Tideland - Terry Gilliam's latest movie: The one that about
75% of critics thought was atrociously awful, and the other 25% thought was a work of genius. Yes, it's somewhat divisive. In the opening scene, the main character of the film, a 9-year-old girl, cooks up a hit of heroin for her junkie father, and then helps untie his arm after he shoots up, and puts his cigarette out for him so he doesn't burn the house down as he sinks into a stupor. By the end of the film, she will have spent time nestled in the loving arms of his decomposing corpse, made friends with a strange woman with an uncomfortable obsession with taxidermy, and played kissing games with a brain-damaged adult male. Gilliam has described the film as "Alice In Wonderland meets Psycho", which seems appropriate. The film depicts a group of people who seem about one or two steps away from becoming
The Texas Chain Saw Massacre family.
One thing that amazes me is the number of critics who completely missed the point. This is amazing because, before the movie begins, Gilliam himself appears onscreen and speaks directly to the audience (warning them that "many of you will hate this movie"), and he
explicitly states the point he was trying to make, which is that children are more resilient than most people nowadays give them credit for. "They're designed to survive," he says, "and when you drop them, they usually bounce." Where many of Gilliam's other films deal with the tension between fantasy and reality, sanity and insanity, this one is about the tension between childhood innocence and adulthood.
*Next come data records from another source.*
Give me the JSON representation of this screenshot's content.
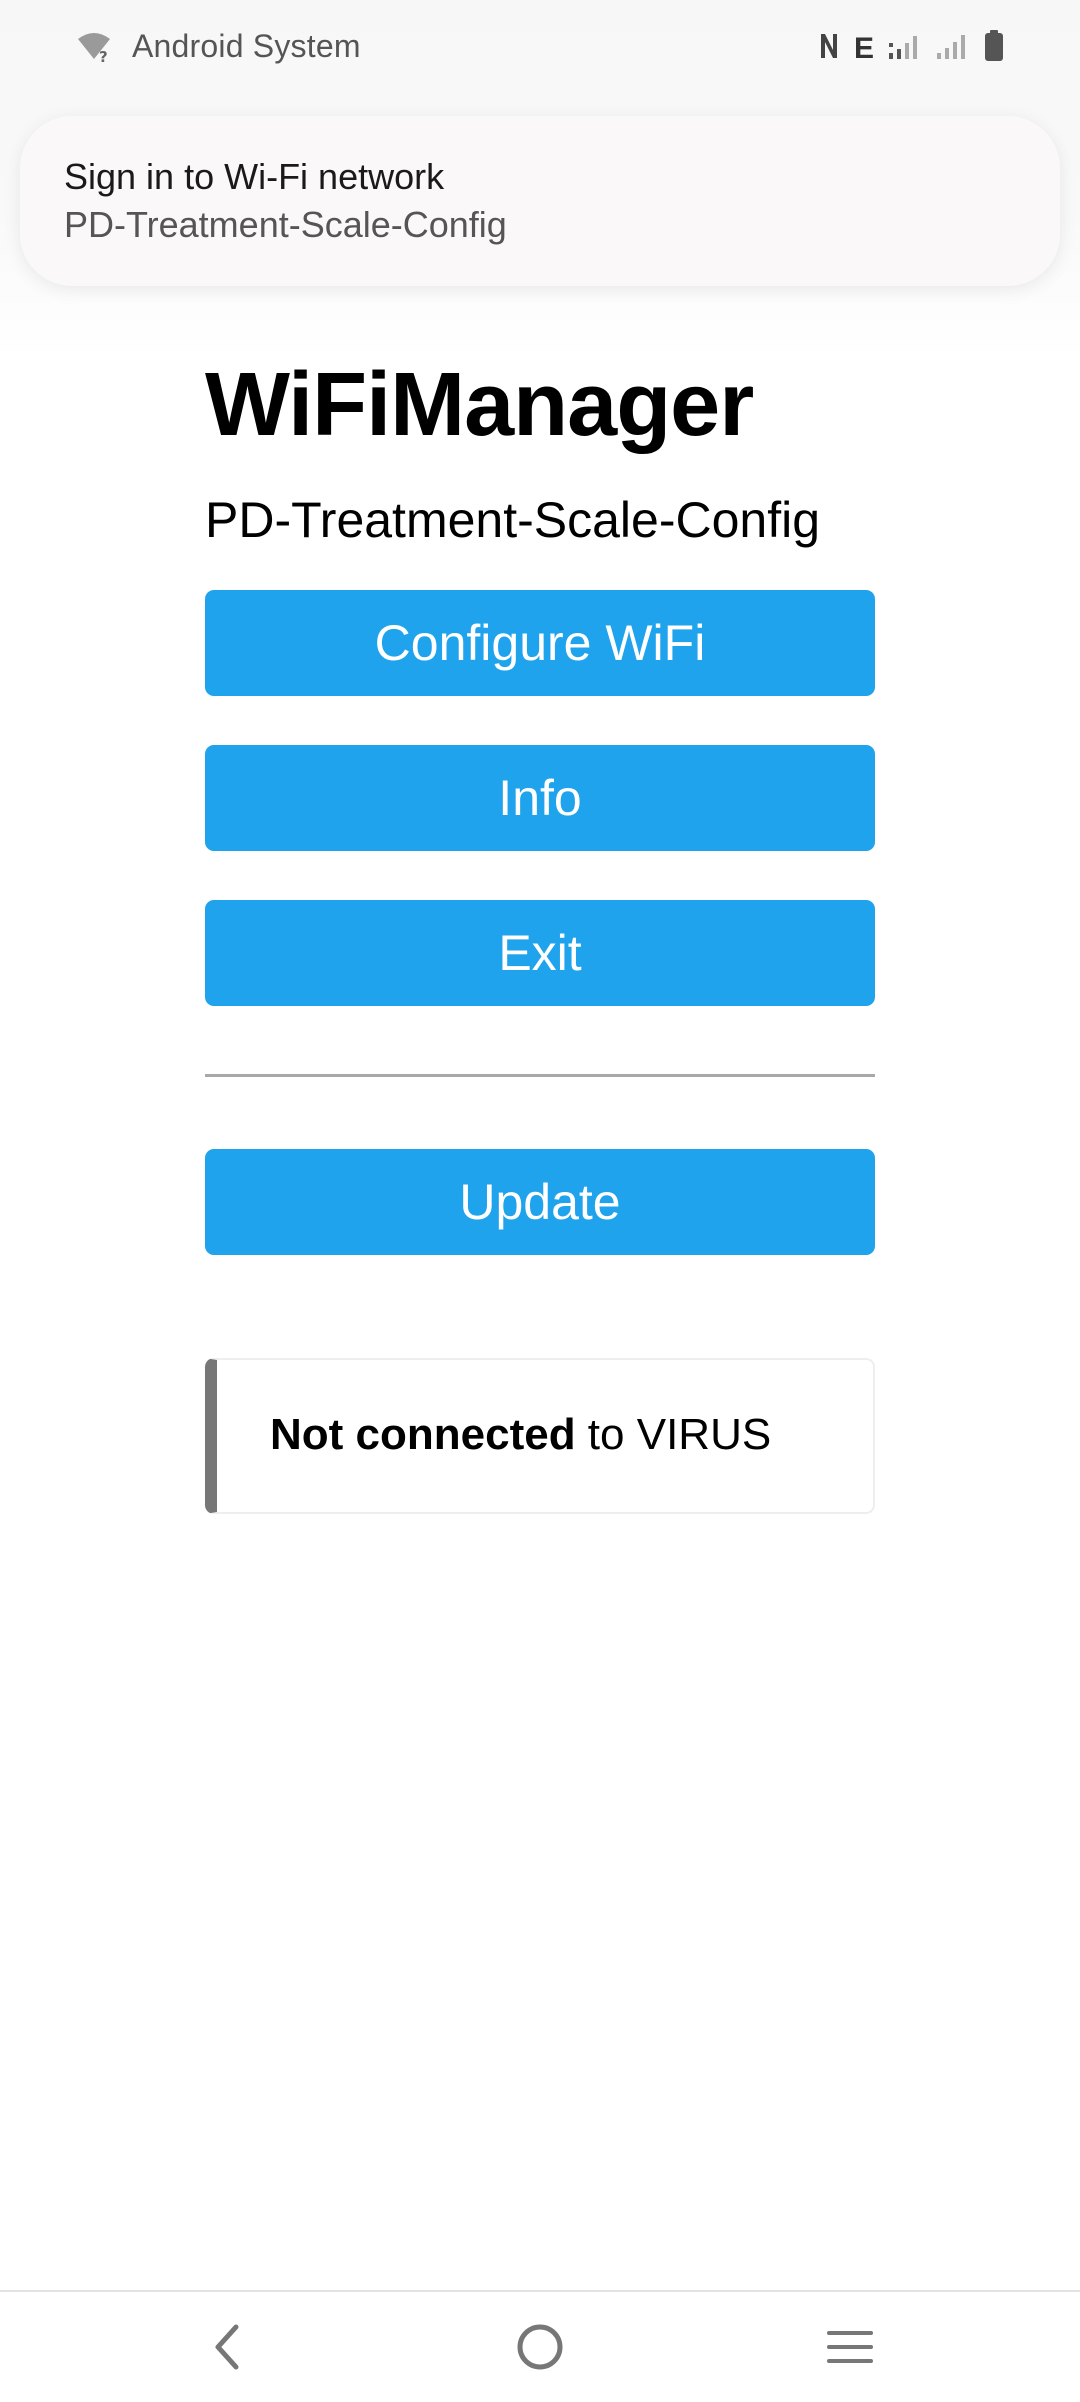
{
  "status_bar": {
    "app_name": "Android System",
    "network_type": "E",
    "icons": [
      "wifi-question-icon",
      "nfc-icon",
      "signal-sim1-icon",
      "signal-sim2-icon",
      "battery-icon"
    ]
  },
  "notification": {
    "title": "Sign in to Wi-Fi network",
    "network": "PD-Treatment-Scale-Config"
  },
  "page": {
    "title": "WiFiManager",
    "ssid": "PD-Treatment-Scale-Config",
    "buttons": {
      "configure": "Configure WiFi",
      "info": "Info",
      "exit": "Exit",
      "update": "Update"
    },
    "status": {
      "state": "Not connected",
      "suffix": " to VIRUS"
    }
  },
  "nav_bar": {
    "icons": [
      "back-icon",
      "home-icon",
      "recents-icon"
    ]
  },
  "colors": {
    "button": "#1fa3ec",
    "message_border": "#777777"
  }
}
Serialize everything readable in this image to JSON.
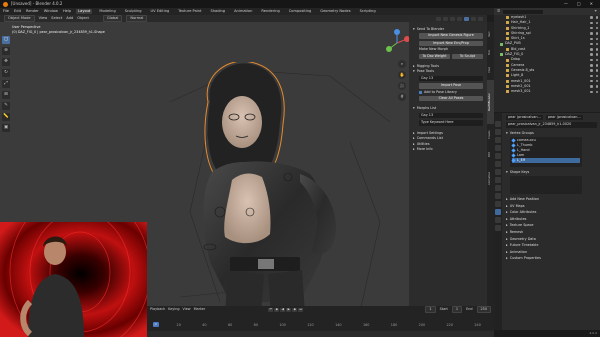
{
  "app": {
    "title": "[Unsaved] - Blender 4.0.2",
    "version": "4.0.2"
  },
  "menu": {
    "items": [
      "File",
      "Edit",
      "Render",
      "Window",
      "Help"
    ],
    "workspaces": [
      "Layout",
      "Modeling",
      "Sculpting",
      "UV Editing",
      "Texture Paint",
      "Shading",
      "Animation",
      "Rendering",
      "Compositing",
      "Geometry Nodes",
      "Scripting"
    ],
    "active_workspace": "Layout",
    "scene": "Scene",
    "view_layer": "ViewLayer"
  },
  "viewport_header": {
    "mode": "Object Mode",
    "menus": [
      "View",
      "Select",
      "Add",
      "Object"
    ],
    "orientation": "Global",
    "pivot": "Normal"
  },
  "viewport": {
    "view_label": "User Perspective",
    "collection_line": "(0) DAZ_FIG_0 | pear_prosicalvan_jr_234859_h1-Shape",
    "accent_outline": "#e68a2e",
    "background": "#3b3b3b"
  },
  "npanel": {
    "send_to_blender": "Send To Blender",
    "import_new_figure": "Import New Genesis Figure",
    "import_new_env": "Import New Env/Prop",
    "make_new_morph": "Make New Morph",
    "to_daz": "To Daz Weight",
    "to_sculpt": "To Sculpt",
    "rigging_tools": "Rigging Tools",
    "pose_tools": "Pose Tools",
    "pose_field": "Gay 13",
    "import_pose": "Import Pose",
    "add_to_pose_library": "Add to Pose Library",
    "clear_all_poses": "Clear All Poses",
    "morphs_list": "Morphs List",
    "morph_field": "Gay 13",
    "type_keyword": "Type Keyword Here",
    "import_settings": "Import Settings",
    "commands_list": "Commands List",
    "utilities": "Utilities",
    "more_info": "More Info"
  },
  "vtabs": [
    "Item",
    "Tool",
    "View",
    "DazToBlender",
    "Create",
    "Edit",
    "Animation"
  ],
  "outliner": {
    "items": [
      {
        "name": "eyelash1",
        "color": "#d4a94a"
      },
      {
        "name": "Hair_Hair_1",
        "color": "#d4a94a"
      },
      {
        "name": "Shirtring_1",
        "color": "#d4a94a"
      },
      {
        "name": "Shirring_spl",
        "color": "#d4a94a"
      },
      {
        "name": "Shirt_1s",
        "color": "#d4a94a"
      },
      {
        "name": "DAZ_PUB",
        "color": "#7cc06b"
      },
      {
        "name": "Bld_cast",
        "color": "#d4a94a"
      },
      {
        "name": "DAZ_FIG_0",
        "color": "#7cc06b"
      },
      {
        "name": "Ddap",
        "color": "#d4a94a"
      },
      {
        "name": "Camera",
        "color": "#d4a94a"
      },
      {
        "name": "Genesis 8_sts",
        "color": "#d4a94a"
      },
      {
        "name": "Light_8",
        "color": "#d4a94a"
      },
      {
        "name": "mesh1_001",
        "color": "#d4a94a"
      },
      {
        "name": "mesh2_001",
        "color": "#d4a94a"
      },
      {
        "name": "mesh3_001",
        "color": "#d4a94a"
      }
    ]
  },
  "properties": {
    "object_a": "pear (prosicalvan…",
    "object_b": "pear (prosicalvan…",
    "name": "pear_prosicalvan_jr_234859_h1-0020",
    "vertex_groups": "Vertex Groups",
    "groups": [
      "cornea.ocu",
      "L_Thumb",
      "L_Hand",
      "Lam",
      "L_Elf"
    ],
    "shape_keys": "Shape Keys",
    "sections": [
      "Add New Position",
      "UV Maps",
      "Color Attributes",
      "Attributes",
      "Texture Space",
      "Remesh",
      "Geometry Data",
      "Future Timetable",
      "Animation",
      "Custom Properties"
    ]
  },
  "timeline": {
    "menus": [
      "Playback",
      "Keying",
      "View",
      "Marker"
    ],
    "current_frame": "1",
    "start_label": "Start",
    "start": "1",
    "end_label": "End",
    "end": "250",
    "frames": [
      "0",
      "20",
      "40",
      "60",
      "80",
      "100",
      "120",
      "140",
      "160",
      "180",
      "200",
      "220",
      "240"
    ],
    "last_frame_hint": "1  Current Frame"
  },
  "status": {
    "version": "4.0.2"
  }
}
As such, there are things in it that are horrifying when seen with an adult's perspective, that are... well, let's just say "less horrifying" when viewed by an innocent child.
Personally, I would rank it somewhere between awful and genius. It's not Gilliam's best film (that would be a toss-up between
Brazil and
Twelve Monkeys), but it's less disappointing than his previous movie,
The Brothers Grimm, and I'm frankly mystified by the extreme level of animosity some critics seemed to have toward it.